Once detonated, the firing mechanism would propel the projectile down the gun barrel using a tungsten carbide and steel plug, generating a critical uranium mass upon impact. The bomb’s tungsten carbide and steel tamper along with the neutron reflector were built to contain the mass.


At the time, there was a shortage of uranium-235. The lack of it prevented the bomb makers from conducting a full-scale test. Along with this, Birch’s team felt that they only needed to conduct small-scale laboratory tests to prove their concept due to the bomb’s simplistic design.


Ensuring Success


While the bomb’s blueprint essentially ensured that it would be successful, according to modern standards, its design is now considered rather unsafe. The reason for this is that several scenarios could have led to accidental detonation such as an electrical short circuit or a crash.


A Deadly Detonation


On July 14, 1945, several of the finished bomb units in addition to the uranium projectile were transported via train from Los Alamos to San Francisco. From there, the bomb components were moved to the USS Indianapolis, which shipped them to Tinian. The bomb parts arrived on July 26. Later that day, the military flew the uranium target to the island inside three C-54 Skymasters. With all of the pieces in one place, Little Boy was ready to be assembled.

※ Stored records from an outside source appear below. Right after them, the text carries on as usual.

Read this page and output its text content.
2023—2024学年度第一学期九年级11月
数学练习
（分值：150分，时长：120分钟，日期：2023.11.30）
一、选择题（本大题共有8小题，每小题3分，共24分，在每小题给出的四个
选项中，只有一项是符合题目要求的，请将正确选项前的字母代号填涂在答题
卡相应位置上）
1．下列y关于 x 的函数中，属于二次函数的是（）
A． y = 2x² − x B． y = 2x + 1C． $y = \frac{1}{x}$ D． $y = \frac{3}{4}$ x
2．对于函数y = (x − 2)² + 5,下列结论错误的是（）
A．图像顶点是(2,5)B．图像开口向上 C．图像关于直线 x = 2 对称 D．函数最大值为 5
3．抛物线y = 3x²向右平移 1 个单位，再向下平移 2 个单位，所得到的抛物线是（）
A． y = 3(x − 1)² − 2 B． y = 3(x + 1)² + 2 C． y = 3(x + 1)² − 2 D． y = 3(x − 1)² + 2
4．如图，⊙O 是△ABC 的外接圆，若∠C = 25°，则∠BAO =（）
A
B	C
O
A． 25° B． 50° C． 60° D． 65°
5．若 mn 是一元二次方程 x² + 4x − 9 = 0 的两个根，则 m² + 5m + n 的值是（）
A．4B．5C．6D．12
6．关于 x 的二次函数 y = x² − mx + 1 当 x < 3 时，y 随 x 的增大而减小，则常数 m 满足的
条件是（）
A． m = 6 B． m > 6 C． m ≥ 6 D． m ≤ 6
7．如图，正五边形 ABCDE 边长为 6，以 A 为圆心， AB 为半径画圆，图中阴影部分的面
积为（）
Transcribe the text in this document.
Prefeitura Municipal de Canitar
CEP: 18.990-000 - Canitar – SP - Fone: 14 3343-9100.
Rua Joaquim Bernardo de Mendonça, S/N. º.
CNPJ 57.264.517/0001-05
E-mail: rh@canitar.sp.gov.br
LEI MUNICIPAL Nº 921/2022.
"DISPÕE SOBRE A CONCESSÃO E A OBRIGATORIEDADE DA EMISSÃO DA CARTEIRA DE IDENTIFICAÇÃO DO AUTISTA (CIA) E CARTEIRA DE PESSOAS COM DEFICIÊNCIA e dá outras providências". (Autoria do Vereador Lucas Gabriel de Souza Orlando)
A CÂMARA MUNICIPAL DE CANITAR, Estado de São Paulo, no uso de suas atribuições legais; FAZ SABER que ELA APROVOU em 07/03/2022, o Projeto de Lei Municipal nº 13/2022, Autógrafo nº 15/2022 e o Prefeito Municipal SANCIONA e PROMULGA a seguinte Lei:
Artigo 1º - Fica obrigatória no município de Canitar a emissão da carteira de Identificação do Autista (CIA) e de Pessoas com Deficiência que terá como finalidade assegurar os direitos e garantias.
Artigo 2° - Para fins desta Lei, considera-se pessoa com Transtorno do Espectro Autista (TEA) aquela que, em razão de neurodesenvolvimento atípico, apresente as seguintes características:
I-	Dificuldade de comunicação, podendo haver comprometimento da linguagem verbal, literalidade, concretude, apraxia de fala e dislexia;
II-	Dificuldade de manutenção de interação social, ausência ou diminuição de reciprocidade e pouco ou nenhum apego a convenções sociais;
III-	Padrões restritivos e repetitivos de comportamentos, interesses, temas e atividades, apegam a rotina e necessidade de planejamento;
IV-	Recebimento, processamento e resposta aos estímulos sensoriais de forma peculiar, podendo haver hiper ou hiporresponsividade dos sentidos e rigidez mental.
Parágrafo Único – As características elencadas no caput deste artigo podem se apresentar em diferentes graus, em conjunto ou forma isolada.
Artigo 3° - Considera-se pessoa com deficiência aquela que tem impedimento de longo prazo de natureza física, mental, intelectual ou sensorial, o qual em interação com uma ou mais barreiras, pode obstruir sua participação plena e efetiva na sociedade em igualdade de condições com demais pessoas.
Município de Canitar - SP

Since handling the bomb was a dangerous endeavor, the man assigned to the task, Captain William S. Parsons, decided to wait to install the cordite bags into the bomb’s gun unit until it was in the air. After making the decision to use the nuclear weapon to fight Japan, military experts selected Hiroshima as the bomb’s target. Little Boy was loaded onto the Enola Gay, a B-29 Superfortress, which took off on August 6. The plane met up with two other B-29s over Iwo Jima. These planes were carrying instrumentation and photographic equipment.

WASHINGTON DC, USA – JUNE 21 2015: Boeing B-29 Superfortress Enola Gay at air museum . On 6 August 1945 the bomb, code-named “Little Boy”, was targeted by B-29 at the Hiroshima.

The Enola Gay made its way to Hiroshima where it let go of Little Boy over the city at 8:15 a.m. The bomb fell for 57 seconds until it detonated at 1,900 feet with a blast equaling that of around 13 to 15 kilotons of TNT. Little Boy killed 70,000 to 80,000 people and wounded an additional 70,000.


Retired from Service


Once the war ended, military higher-ups did not plan to use the inefficient Little Boy design again. Because of this, many of the bomb’s blueprints and diagrams were destroyed. However, the military wound up having to recreate them when the reactors at Hanford Site started showing signs of the Wigner effect, which is the displacement of atoms within a solid brought on by neutron radiation. This situation resulted in six Little Boy assemblies being built. In 1947, 25 more were put together. Toward the first of 1951, all Little Boy assemblies were retired from service.